The process has begun, but some say the replacement is taking too long.
The new fighter-bomber is said to be very good. An improvement on the Su-27 Flanker, it has cutting-edge equipment, including a modern crew and equipment protection system. The Su-34 is effective against personnel and military hardware on the battlefield and also against targets behind enemy lines, and can also be used for surveillance and against naval targets.
The Su-34 will replace the Su-24M aircraft (about 400 planes), the Su-24MR surveillance aircraft (over 100 planes), and the MiG-25RB aircraft (about 70).
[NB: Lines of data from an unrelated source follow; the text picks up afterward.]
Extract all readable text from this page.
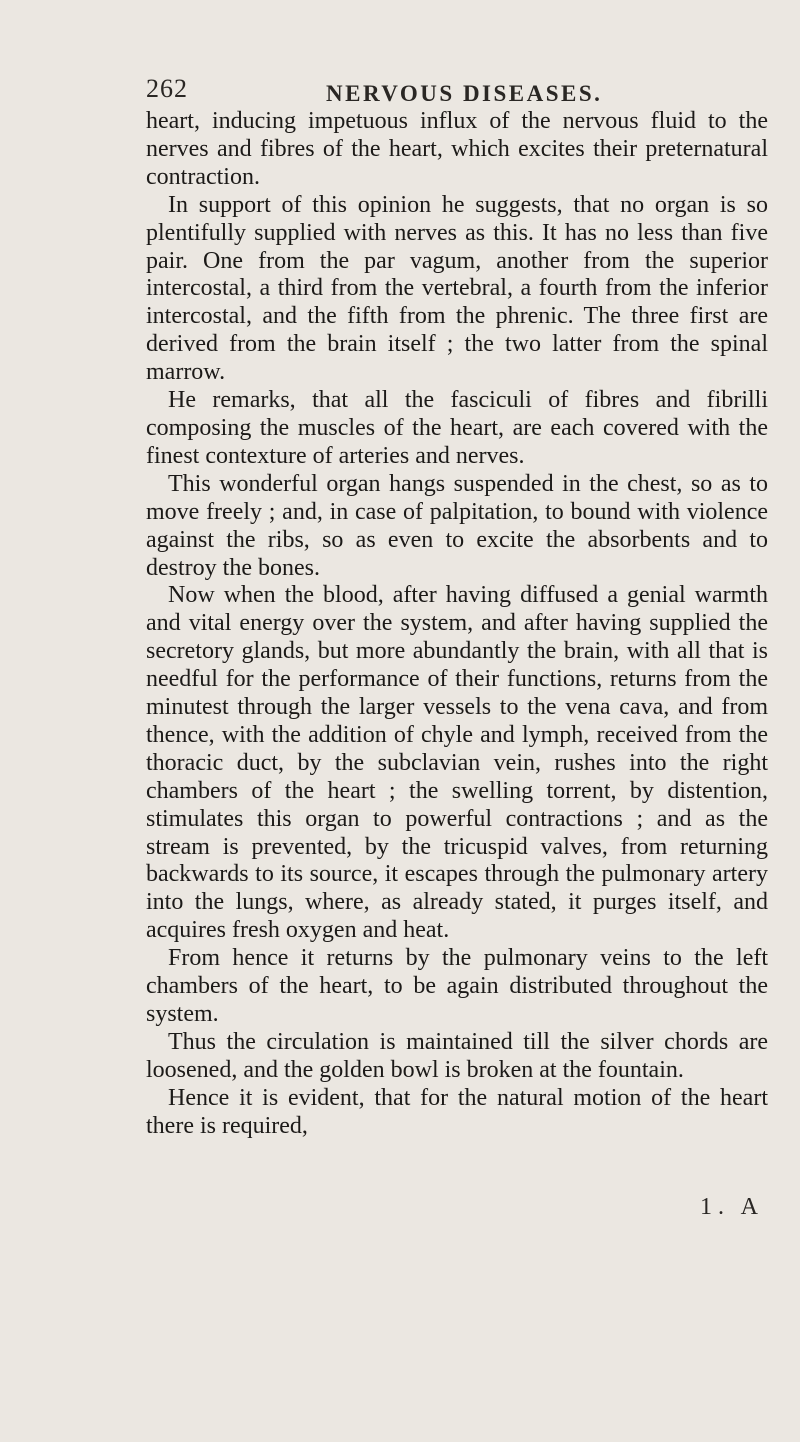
262	NERVOUS DISEASES.

heart, inducing impetuous influx of the nervous fluid to the nerves and fibres of the heart, which excites their preternatural contraction.

In support of this opinion he suggests, that no organ is so plentifully supplied with nerves as this. It has no less than five pair. One from the par vagum, another from the superior intercostal, a third from the vertebral, a fourth from the inferior intercostal, and the fifth from the phrenic. The three first are derived from the brain itself ; the two latter from the spinal marrow.

He remarks, that all the fasciculi of fibres and fibrilli composing the muscles of the heart, are each covered with the finest contexture of arteries and nerves.

This wonderful organ hangs suspended in the chest, so as to move freely ; and, in case of palpitation, to bound with violence against the ribs, so as even to excite the absorbents and to destroy the bones.

Now when the blood, after having diffused a genial warmth and vital energy over the system, and after having supplied the secretory glands, but more abundantly the brain, with all that is needful for the performance of their functions, returns from the minutest through the larger vessels to the vena cava, and from thence, with the addition of chyle and lymph, received from the thoracic duct, by the subclavian vein, rushes into the right chambers of the heart ; the swelling torrent, by distention, stimulates this organ to powerful contractions ; and as the stream is prevented, by the tricuspid valves, from returning backwards to its source, it escapes through the pulmonary artery into the lungs, where, as already stated, it purges itself, and acquires fresh oxygen and heat.

From hence it returns by the pulmonary veins to the left chambers of the heart, to be again distributed throughout the system.

Thus the circulation is maintained till the silver chords are loosened, and the golden bowl is broken at the fountain.

Hence it is evident, that for the natural motion of the heart there is required,

1. A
Russia will have to produce between 550 and 600 Su-34s to replace these obsolete aircraft within 10-15 years.
However, the Defense Ministry plans to buy only about 58 such planes by 2015 and a total of 300 by 2022.
Many experts say that if the Su-24 and MiG-25RB aircraft are scrapped by 2020, Russia will be left without fighter-bombers and surveillance aircraft.
Others argue that this number will be enough for the Air Force's new concept.
The concept is focused not so much on the combat characteristics of the Su-34, as on its long range, the ability to refuel in the air (including by other Su-34 aircraft with additional fuel tanks under their wings), and its comfortable cabin allowing the crew to make long-distance flights without becoming overtired.
The Su-34 aircraft can also fly without electronic warfare support planes, because it has electronic interference equipment.
Units armed with such aircraft can be used in the so-called pendulum operations, when an Air Force unit bombs a terrorist base in Central Asia today, delivers a strike at a missile base in Europe the next day, and three days later flies to the Indian Ocean to support a combined group of the Northern, Pacific and Black Sea fleets, with the flights made from a base in Russia.
The Su-34 aircraft has long-range precision weapons, can fly hugging the earth, and have a high level of protection, which should cut losses during lightning operations, while the use of a relatively small number of such aircraft allows training crews to perfection.
This is not a new concept. Elite units of top-class aircraft manned by superbly trained crews formed the core of the German air force during World War II, and Japan's Imperial Navy had a similar concept.
However, such elite units can be quickly weeded out by swarms of ordinary aircraft in a global war of attrition, such as World War II. From this viewpoint, Russia's new concept looks vulnerable, but then this country has the nuclear triad for a global war.
In a war of attrition, it will not matter how many such smart aircraft Russia will have - 200, 600 or 1,500. What will matter is the yield of a nuclear bomb they will be able to drop on the enemy.
But in the event of a small war involving one or two adversaries, or a chain of local conflicts, the existence of such high-speed, highly protected and well-armed aircraft can be the decisive factor. Even 58 Su-34 fighter-bombers, used at the right time in the right place, would be a powerful force. A group of 200-300 such aircraft, divided into several units for use in key areas of the battlefield, will be able to fulfill the most complicated tasks.
Apart from the Su-34, the Russian Air Force will also receive other new planes, whose technical characteristics will maintain the force's combat potential at the requisite level. New units, set up for the fulfillment of specific tasks, will consist of fighters, bombers, early warning and command planes, flying tankers, and unmanned aerial vehicles.
These will be highly mobile units, which means that its aircraft can be quickly dispatched to the area in question. In fact, Russia's new concept is not unlike the United States' Aerospace Expeditionary Force (AEF), a flexible and powerful instrument of air warfare capable of quickly delivering strikes in any part of the world.
As for surveillance aircraft, industrialized countries intend to replace them with unmanned aerial vehicles (UAVs). The world is changing, and the new world will wage new kind of wars.
The opinions expressed in this article are the author's and do not necessarily represent those of RIA Novosti.